Memang banyak orang yang menyayangkan pekerjaanku sebagai seorang sopir, sebelumnya aku adalah seorang pegawai di salah satu perusahaan swasta yang akhirnya mem-PHK beberapa ratus karyawannya termasuk aku. Orang boleh saja berkomentar dengan pekerjaanku sekarang ini, tentunya mereka hanya bisa berkomentar tanpa pernah tahu betapa susahnya aku mencari pekerjaan pengganti setelah di-PHK.
Menjadi seorang sopir sebenarnya bukan pilihanku, aku sendiri tak begitu ingat awalnya aku mendapat pekerjaan ini. Seorang teman masa kecilku secara kebetulan bertemu denganku di bis kota yang aku tumpangi, ketika aku hendak mendatangi interview di sebuah perusahaan garmen. Tak disangka dia adalah sopir bis kota itu, kamipun terlibat perbincangan dan ujung-ujungnya dialah yang menawariku bekerja sebagai seorang sopir bis.
"Kang...bisnya udah lumayan, tinggal 5 kursi lagi..."tegur Januar membuyarkan lamunanku.
"Yo wis...kita berangkat sekarang.."aku segera beranjak dari bangku warung kopi yang biasa dijadikan tempat nongkrong para sopir bis seperti aku.

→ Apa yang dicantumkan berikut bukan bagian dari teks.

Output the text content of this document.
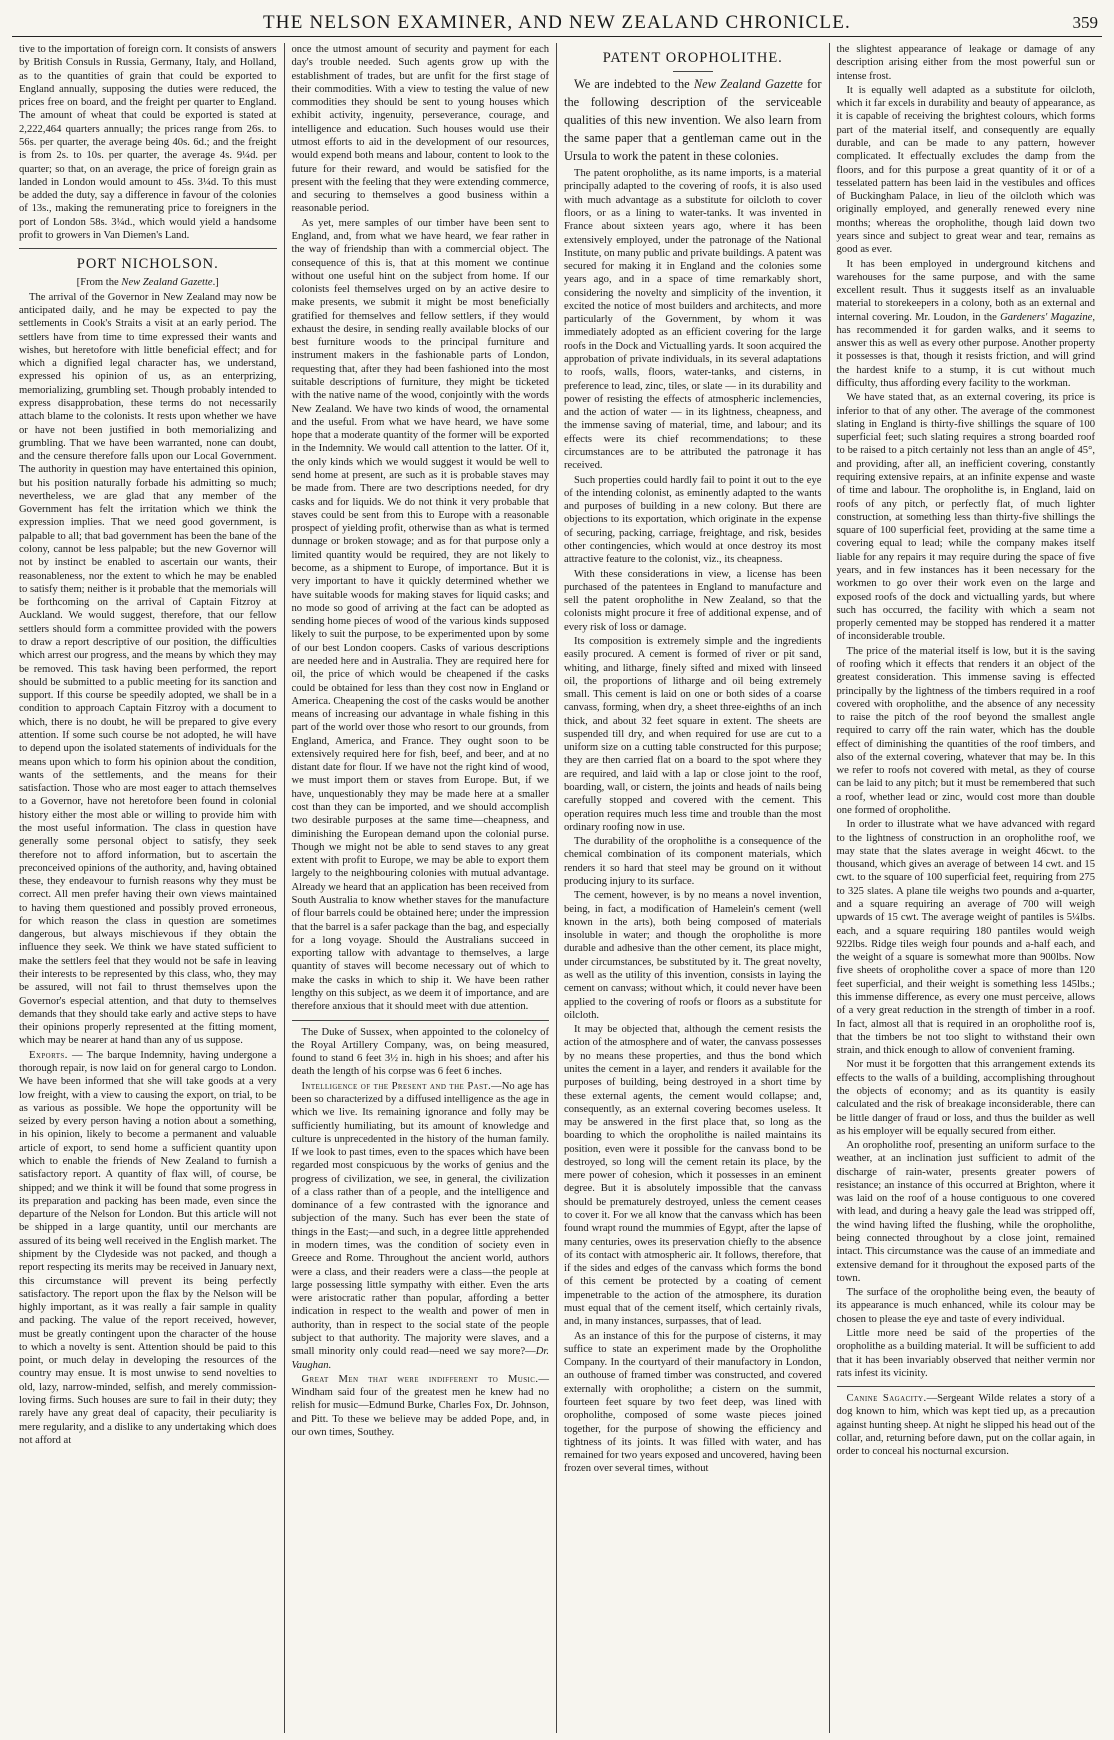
THE NELSON EXAMINER, AND NEW ZEALAND CHRONICLE.	359

tive to the importation of foreign corn. It consists of answers by British Consuls in Russia, Germany, Italy, and Holland, as to the quantities of grain that could be exported to England annually, supposing the duties were reduced, the prices free on board, and the freight per quarter to England. The amount of wheat that could be exported is stated at 2,222,464 quarters annually; the prices range from 26s. to 56s. per quarter, the average being 40s. 6d.; and the freight is from 2s. to 10s. per quarter, the average 4s. 9¼d. per quarter; so that, on an average, the price of foreign grain as landed in London would amount to 45s. 3¼d. To this must be added the duty, say a difference in favour of the colonies of 13s., making the remunerating price to foreigners in the port of London 58s. 3¼d., which would yield a handsome profit to growers in Van Diemen's Land.

PORT NICHOLSON.

[From the New Zealand Gazette.]

The arrival of the Governor in New Zealand may now be anticipated daily, and he may be expected to pay the settlements in Cook's Straits a visit at an early period. The settlers have from time to time expressed their wants and wishes, but heretofore with little beneficial effect; and for which a dignified legal character has, we understand, expressed his opinion of us, as an enterprizing, memorializing, grumbling set. Though probably intended to express disapprobation, these terms do not necessarily attach blame to the colonists. It rests upon whether we have or have not been justified in both memorializing and grumbling. That we have been warranted, none can doubt, and the censure therefore falls upon our Local Government. The authority in question may have entertained this opinion, but his position naturally forbade his admitting so much; nevertheless, we are glad that any member of the Government has felt the irritation which we think the expression implies. That we need good government, is palpable to all; that bad government has been the bane of the colony, cannot be less palpable; but the new Governor will not by instinct be enabled to ascertain our wants, their reasonableness, nor the extent to which he may be enabled to satisfy them; neither is it probable that the memorials will be forthcoming on the arrival of Captain Fitzroy at Auckland. We would suggest, therefore, that our fellow settlers should form a committee provided with the powers to draw a report descriptive of our position, the difficulties which arrest our progress, and the means by which they may be removed. This task having been performed, the report should be submitted to a public meeting for its sanction and support. If this course be speedily adopted, we shall be in a condition to approach Captain Fitzroy with a document to which, there is no doubt, he will be prepared to give every attention. If some such course be not adopted, he will have to depend upon the isolated statements of individuals for the means upon which to form his opinion about the condition, wants of the settlements, and the means for their satisfaction. Those who are most eager to attach themselves to a Governor, have not heretofore been found in colonial history either the most able or willing to provide him with the most useful information. The class in question have generally some personal object to satisfy, they seek therefore not to afford information, but to ascertain the preconceived opinions of the authority, and, having obtained these, they endeavour to furnish reasons why they must be correct. All men prefer having their own views maintained to having them questioned and possibly proved erroneous, for which reason the class in question are sometimes dangerous, but always mischievous if they obtain the influence they seek. We think we have stated sufficient to make the settlers feel that they would not be safe in leaving their interests to be represented by this class, who, they may be assured, will not fail to thrust themselves upon the Governor's especial attention, and that duty to themselves demands that they should take early and active steps to have their opinions properly represented at the fitting moment, which may be nearer at hand than any of us suppose.

Exports. — The barque Indemnity, having undergone a thorough repair, is now laid on for general cargo to London. We have been informed that she will take goods at a very low freight, with a view to causing the export, on trial, to be as various as possible. We hope the opportunity will be seized by every person having a notion about a something, in his opinion, likely to become a permanent and valuable article of export, to send home a sufficient quantity upon which to enable the friends of New Zealand to furnish a satisfactory report. A quantity of flax will, of course, be shipped; and we think it will be found that some progress in its preparation and packing has been made, even since the departure of the Nelson for London. But this article will not be shipped in a large quantity, until our merchants are assured of its being well received in the English market. The shipment by the Clydeside was not packed, and though a report respecting its merits may be received in January next, this circumstance will prevent its being perfectly satisfactory. The report upon the flax by the Nelson will be highly important, as it was really a fair sample in quality and packing. The value of the report received, however, must be greatly contingent upon the character of the house to which a novelty is sent. Attention should be paid to this point, or much delay in developing the resources of the country may ensue. It is most unwise to send novelties to old, lazy, narrow-minded, selfish, and merely commission-loving firms. Such houses are sure to fail in their duty; they rarely have any great deal of capacity, their peculiarity is mere regularity, and a dislike to any undertaking which does not afford at

once the utmost amount of security and payment for each day's trouble needed. Such agents grow up with the establishment of trades, but are unfit for the first stage of their commodities. With a view to testing the value of new commodities they should be sent to young houses which exhibit activity, ingenuity, perseverance, courage, and intelligence and education. Such houses would use their utmost efforts to aid in the development of our resources, would expend both means and labour, content to look to the future for their reward, and would be satisfied for the present with the feeling that they were extending commerce, and securing to themselves a good business within a reasonable period.

As yet, mere samples of our timber have been sent to England, and, from what we have heard, we fear rather in the way of friendship than with a commercial object. The consequence of this is, that at this moment we continue without one useful hint on the subject from home. If our colonists feel themselves urged on by an active desire to make presents, we submit it might be most beneficially gratified for themselves and fellow settlers, if they would exhaust the desire, in sending really available blocks of our best furniture woods to the principal furniture and instrument makers in the fashionable parts of London, requesting that, after they had been fashioned into the most suitable descriptions of furniture, they might be ticketed with the native name of the wood, conjointly with the words New Zealand. We have two kinds of wood, the ornamental and the useful. From what we have heard, we have some hope that a moderate quantity of the former will be exported in the Indemnity. We would call attention to the latter. Of it, the only kinds which we would suggest it would be well to send home at present, are such as it is probable staves may be made from. There are two descriptions needed, for dry casks and for liquids. We do not think it very probable that staves could be sent from this to Europe with a reasonable prospect of yielding profit, otherwise than as what is termed dunnage or broken stowage; and as for that purpose only a limited quantity would be required, they are not likely to become, as a shipment to Europe, of importance. But it is very important to have it quickly determined whether we have suitable woods for making staves for liquid casks; and no mode so good of arriving at the fact can be adopted as sending home pieces of wood of the various kinds supposed likely to suit the purpose, to be experimented upon by some of our best London coopers. Casks of various descriptions are needed here and in Australia. They are required here for oil, the price of which would be cheapened if the casks could be obtained for less than they cost now in England or America. Cheapening the cost of the casks would be another means of increasing our advantage in whale fishing in this part of the world over those who resort to our grounds, from England, America, and France. They ought soon to be extensively required here for fish, beef, and beer, and at no distant date for flour. If we have not the right kind of wood, we must import them or staves from Europe. But, if we have, unquestionably they may be made here at a smaller cost than they can be imported, and we should accomplish two desirable purposes at the same time—cheapness, and diminishing the European demand upon the colonial purse. Though we might not be able to send staves to any great extent with profit to Europe, we may be able to export them largely to the neighbouring colonies with mutual advantage. Already we heard that an application has been received from South Australia to know whether staves for the manufacture of flour barrels could be obtained here; under the impression that the barrel is a safer package than the bag, and especially for a long voyage. Should the Australians succeed in exporting tallow with advantage to themselves, a large quantity of staves will become necessary out of which to make the casks in which to ship it. We have been rather lengthy on this subject, as we deem it of importance, and are therefore anxious that it should meet with due attention.

The Duke of Sussex, when appointed to the colonelcy of the Royal Artillery Company, was, on being measured, found to stand 6 feet 3½ in. high in his shoes; and after his death the length of his corpse was 6 feet 6 inches.

Intelligence of the Present and the Past.—No age has been so characterized by a diffused intelligence as the age in which we live. Its remaining ignorance and folly may be sufficiently humiliating, but its amount of knowledge and culture is unprecedented in the history of the human family. If we look to past times, even to the spaces which have been regarded most conspicuous by the works of genius and the progress of civilization, we see, in general, the civilization of a class rather than of a people, and the intelligence and dominance of a few contrasted with the ignorance and subjection of the many. Such has ever been the state of things in the East;—and such, in a degree little apprehended in modern times, was the condition of society even in Greece and Rome. Throughout the ancient world, authors were a class, and their readers were a class—the people at large possessing little sympathy with either. Even the arts were aristocratic rather than popular, affording a better indication in respect to the wealth and power of men in authority, than in respect to the social state of the people subject to that authority. The majority were slaves, and a small minority only could read—need we say more?—Dr. Vaughan.

Great Men that were indifferent to Music.—Windham said four of the greatest men he knew had no relish for music—Edmund Burke, Charles Fox, Dr. Johnson, and Pitt. To these we believe may be added Pope, and, in our own times, Southey.

PATENT OROPHOLITHE.

We are indebted to the New Zealand Gazette for the following description of the serviceable qualities of this new invention. We also learn from the same paper that a gentleman came out in the Ursula to work the patent in these colonies.

The patent oropholithe, as its name imports, is a material principally adapted to the covering of roofs, it is also used with much advantage as a substitute for oilcloth to cover floors, or as a lining to water-tanks. It was invented in France about sixteen years ago, where it has been extensively employed, under the patronage of the National Institute, on many public and private buildings. A patent was secured for making it in England and the colonies some years ago, and in a space of time remarkably short, considering the novelty and simplicity of the invention, it excited the notice of most builders and architects, and more particularly of the Government, by whom it was immediately adopted as an efficient covering for the large roofs in the Dock and Victualling yards. It soon acquired the approbation of private individuals, in its several adaptations to roofs, walls, floors, water-tanks, and cisterns, in preference to lead, zinc, tiles, or slate — in its durability and power of resisting the effects of atmospheric inclemencies, and the action of water — in its lightness, cheapness, and the immense saving of material, time, and labour; and its effects were its chief recommendations; to these circumstances are to be attributed the patronage it has received.

Such properties could hardly fail to point it out to the eye of the intending colonist, as eminently adapted to the wants and purposes of building in a new colony. But there are objections to its exportation, which originate in the expense of securing, packing, carriage, freightage, and risk, besides other contingencies, which would at once destroy its most attractive feature to the colonist, viz., its cheapness.

With these considerations in view, a license has been purchased of the patentees in England to manufacture and sell the patent oropholithe in New Zealand, so that the colonists might procure it free of additional expense, and of every risk of loss or damage.

Its composition is extremely simple and the ingredients easily procured. A cement is formed of river or pit sand, whiting, and litharge, finely sifted and mixed with linseed oil, the proportions of litharge and oil being extremely small. This cement is laid on one or both sides of a coarse canvass, forming, when dry, a sheet three-eighths of an inch thick, and about 32 feet square in extent. The sheets are suspended till dry, and when required for use are cut to a uniform size on a cutting table constructed for this purpose; they are then carried flat on a board to the spot where they are required, and laid with a lap or close joint to the roof, boarding, wall, or cistern, the joints and heads of nails being carefully stopped and covered with the cement. This operation requires much less time and trouble than the most ordinary roofing now in use.

The durability of the oropholithe is a consequence of the chemical combination of its component materials, which renders it so hard that steel may be ground on it without producing injury to its surface.

The cement, however, is by no means a novel invention, being, in fact, a modification of Hamelein's cement (well known in the arts), both being composed of materials insoluble in water; and though the oropholithe is more durable and adhesive than the other cement, its place might, under circumstances, be substituted by it. The great novelty, as well as the utility of this invention, consists in laying the cement on canvass; without which, it could never have been applied to the covering of roofs or floors as a substitute for oilcloth.

It may be objected that, although the cement resists the action of the atmosphere and of water, the canvass possesses by no means these properties, and thus the bond which unites the cement in a layer, and renders it available for the purposes of building, being destroyed in a short time by these external agents, the cement would collapse; and, consequently, as an external covering becomes useless. It may be answered in the first place that, so long as the boarding to which the oropholithe is nailed maintains its position, even were it possible for the canvass bond to be destroyed, so long will the cement retain its place, by the mere power of cohesion, which it possesses in an eminent degree. But it is absolutely impossible that the canvass should be prematurely destroyed, unless the cement ceases to cover it. For we all know that the canvass which has been found wrapt round the mummies of Egypt, after the lapse of many centuries, owes its preservation chiefly to the absence of its contact with atmospheric air. It follows, therefore, that if the sides and edges of the canvass which forms the bond of this cement be protected by a coating of cement impenetrable to the action of the atmosphere, its duration must equal that of the cement itself, which certainly rivals, and, in many instances, surpasses, that of lead.

As an instance of this for the purpose of cisterns, it may suffice to state an experiment made by the Oropholithe Company. In the courtyard of their manufactory in London, an outhouse of framed timber was constructed, and covered externally with oropholithe; a cistern on the summit, fourteen feet square by two feet deep, was lined with oropholithe, composed of some waste pieces joined together, for the purpose of showing the efficiency and tightness of its joints. It was filled with water, and has remained for two years exposed and uncovered, having been frozen over several times, without

the slightest appearance of leakage or damage of any description arising either from the most powerful sun or intense frost.

It is equally well adapted as a substitute for oilcloth, which it far excels in durability and beauty of appearance, as it is capable of receiving the brightest colours, which forms part of the material itself, and consequently are equally durable, and can be made to any pattern, however complicated. It effectually excludes the damp from the floors, and for this purpose a great quantity of it or of a tesselated pattern has been laid in the vestibules and offices of Buckingham Palace, in lieu of the oilcloth which was originally employed, and generally renewed every nine months; whereas the oropholithe, though laid down two years since and subject to great wear and tear, remains as good as ever.

It has been employed in underground kitchens and warehouses for the same purpose, and with the same excellent result. Thus it suggests itself as an invaluable material to storekeepers in a colony, both as an external and internal covering. Mr. Loudon, in the Gardeners' Magazine, has recommended it for garden walks, and it seems to answer this as well as every other purpose. Another property it possesses is that, though it resists friction, and will grind the hardest knife to a stump, it is cut without much difficulty, thus affording every facility to the workman.

We have stated that, as an external covering, its price is inferior to that of any other. The average of the commonest slating in England is thirty-five shillings the square of 100 superficial feet; such slating requires a strong boarded roof to be raised to a pitch certainly not less than an angle of 45°, and providing, after all, an inefficient covering, constantly requiring extensive repairs, at an infinite expense and waste of time and labour. The oropholithe is, in England, laid on roofs of any pitch, or perfectly flat, of much lighter construction, at something less than thirty-five shillings the square of 100 superficial feet, providing at the same time a covering equal to lead; while the company makes itself liable for any repairs it may require during the space of five years, and in few instances has it been necessary for the workmen to go over their work even on the large and exposed roofs of the dock and victualling yards, but where such has occurred, the facility with which a seam not properly cemented may be stopped has rendered it a matter of inconsiderable trouble.

The price of the material itself is low, but it is the saving of roofing which it effects that renders it an object of the greatest consideration. This immense saving is effected principally by the lightness of the timbers required in a roof covered with oropholithe, and the absence of any necessity to raise the pitch of the roof beyond the smallest angle required to carry off the rain water, which has the double effect of diminishing the quantities of the roof timbers, and also of the external covering, whatever that may be. In this we refer to roofs not covered with metal, as they of course can be laid to any pitch; but it must be remembered that such a roof, whether lead or zinc, would cost more than double one formed of oropholithe.

In order to illustrate what we have advanced with regard to the lightness of construction in an oropholithe roof, we may state that the slates average in weight 46cwt. to the thousand, which gives an average of between 14 cwt. and 15 cwt. to the square of 100 superficial feet, requiring from 275 to 325 slates. A plane tile weighs two pounds and a-quarter, and a square requiring an average of 700 will weigh upwards of 15 cwt. The average weight of pantiles is 5¼lbs. each, and a square requiring 180 pantiles would weigh 922lbs. Ridge tiles weigh four pounds and a-half each, and the weight of a square is somewhat more than 900lbs. Now five sheets of oropholithe cover a space of more than 120 feet superficial, and their weight is something less 145lbs.; this immense difference, as every one must perceive, allows of a very great reduction in the strength of timber in a roof. In fact, almost all that is required in an oropholithe roof is, that the timbers be not too slight to withstand their own strain, and thick enough to allow of convenient framing.

Nor must it be forgotten that this arrangement extends its effects to the walls of a building, accomplishing throughout the objects of economy; and as its quantity is easily calculated and the risk of breakage inconsiderable, there can be little danger of fraud or loss, and thus the builder as well as his employer will be equally secured from either.

An oropholithe roof, presenting an uniform surface to the weather, at an inclination just sufficient to admit of the discharge of rain-water, presents greater powers of resistance; an instance of this occurred at Brighton, where it was laid on the roof of a house contiguous to one covered with lead, and during a heavy gale the lead was stripped off, the wind having lifted the flushing, while the oropholithe, being connected throughout by a close joint, remained intact. This circumstance was the cause of an immediate and extensive demand for it throughout the exposed parts of the town.

The surface of the oropholithe being even, the beauty of its appearance is much enhanced, while its colour may be chosen to please the eye and taste of every individual.

Little more need be said of the properties of the oropholithe as a building material. It will be sufficient to add that it has been invariably observed that neither vermin nor rats infest its vicinity.

Canine Sagacity.—Sergeant Wilde relates a story of a dog known to him, which was kept tied up, as a precaution against hunting sheep. At night he slipped his head out of the collar, and, returning before dawn, put on the collar again, in order to conceal his nocturnal excursion.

Sejurus kemudian aku telah menaiki kendaraan yang besar itu, segera setelah duduk di kursi kemudi aku menyalakan mesin bis. Sekilas dari kaca spion yang ada diatasku aku melihat wajah-wajah kelelahan sekaligus lega karena bis akan segera melaju.
-----------------
Bis yang aku kemudikan berjalan merambat di belakang bis lain sebelum akhirnya harus meninggalkan gerbang terminal. Sama seperti malam sebelumnya, calon penumpang tak begitu banyak mengunjungi terminal tua ini. Suara-suara lantang para calo mulai melirih, aku melihat beberapa diantara mereka menyudut sambil menghitung setiap lembar uang ribuan dan recehan dari saku celananya. Ada sedikit kelegaan terpancar di wajah mereka, rejeki hari ini sedikit seret tapi tak apalah masih ada uang yang bisa dibawa pulang.
Yah...mereka sama seperti aku, menjadi orang-orang jalanan yang mengais rejeki di terminal antar kota yang kian merenta ini. Apakah ini pilihan hidup? aku meragukannya, sebab mana mungkin mereka memilih bergelut dengan asap bis-bis dan terkadang harus berkelahi hanya untuk memperebutkan seorang penumpang, bahkan seringkali beberapa diantara mereka harus meregang nyawa hanya untuk berebut beberapa lembar uang seribuan.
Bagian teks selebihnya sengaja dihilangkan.